Podczas wizyty w Kijowie prezydent Andrzej Duda wezwał do wycofania gazociągu Nord Stream 2 na Bałtyku między Rosją a Niemcami. Powiedział to na posiedzeniu tzw. Platformy Krymskiej. TASR przejął raport od agencji DPA.
Duda powiedział, że „nie ma szans na powrót do normalności”, jeśli chodzi o stosunki z Moskwą. Jednocześnie wezwał do ustalenia nowych zasad likwidacji gazociągu Nord Stream 2 – pisze agencja PAP. Polska wraz z innymi krajami Europy Wschodniej od dawna krytykuje ten wspólny rosyjsko-niemiecki projekt, co, jak mówią, wzmacnia władzę Kremla nad Europą i zagraża bezpieczeństwu całego kontynentu.
Niemiecki rząd odmówił uruchomienia gazociągu w lutym z powodu zbliżającego się rosyjskiego ataku na Ukrainę. Jednak projekt Nord Stream 2 wciąż ma swoich zwolenników w Berlinie – przypomina DPA.
Platforma Krym to międzynarodowa inicjatywa dyplomatyczna Kijowa mająca na celu poszukiwanie sposobów przywrócenia ukraińskiego panowania nad anektowanym Krymem.
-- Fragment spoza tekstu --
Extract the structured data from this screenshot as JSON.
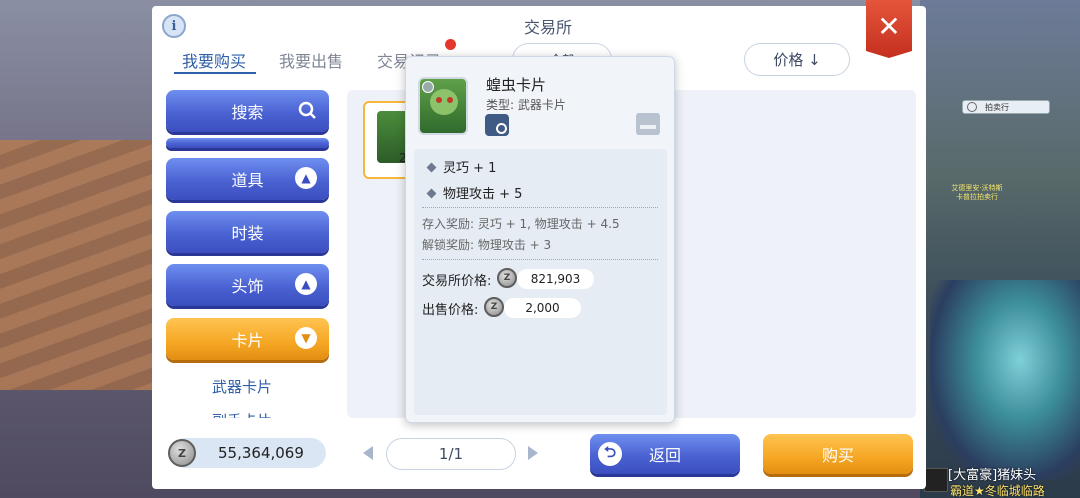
{
  "header": {
    "title": "交易所",
    "info_glyph": "i",
    "close_glyph": "✕",
    "tabs": [
      {
        "label": "我要购买",
        "active": true
      },
      {
        "label": "我要出售",
        "active": false
      },
      {
        "label": "交易记录",
        "active": false
      }
    ],
    "filter_label": "全部",
    "sort_label": "价格 ↓"
  },
  "sidebar": {
    "search_label": "搜索",
    "categories": [
      {
        "label": "道具",
        "expanded": false
      },
      {
        "label": "时装"
      },
      {
        "label": "头饰",
        "expanded": false
      },
      {
        "label": "卡片",
        "expanded": true,
        "selected": true
      }
    ],
    "sub_items": [
      "武器卡片",
      "副手卡片"
    ]
  },
  "footer": {
    "zeny": "55,364,069",
    "zeny_icon": "Z",
    "page": "1/1",
    "back_label": "返回",
    "buy_label": "购买"
  },
  "item_slot": {
    "count": "2"
  },
  "popup": {
    "name": "蝗虫卡片",
    "type": "类型: 武器卡片",
    "stats": [
      "灵巧 + 1",
      "物理攻击 + 5"
    ],
    "deposit_bonus": "存入奖励: 灵巧 + 1, 物理攻击 + 4.5",
    "unlock_bonus": "解锁奖励: 物理攻击 + 3",
    "exchange_price_label": "交易所价格:",
    "exchange_price": "821,903",
    "sell_price_label": "出售价格:",
    "sell_price": "2,000"
  },
  "world": {
    "npc_tag": "拍卖行",
    "npc_name": "艾德里安·沃特斯 卡普拉拍卖行",
    "player_name": "[大富豪]猪妹头",
    "guild_name": "霸道★冬临城临路"
  },
  "colors": {
    "accent_blue": "#2e5fa8",
    "accent_orange": "#f5a623",
    "close_red": "#d63b27"
  }
}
Pierwszy szczyt platformy odbył się w sierpniu ubiegłego roku. „Krym jest tą samą częścią Ukrainy co Gdańsk i Lublin należą do Polski, Nicea do Francji, Kolonia do Niemiec i Rotterdam do Holandii– powiedział też Duda.
„Irytująco skromny fan Twittera. Skłonny do napadów apatii. Gracz. Certyfikowany geek muzyczny. Twórca. Zapalony odkrywca. Student-amator”.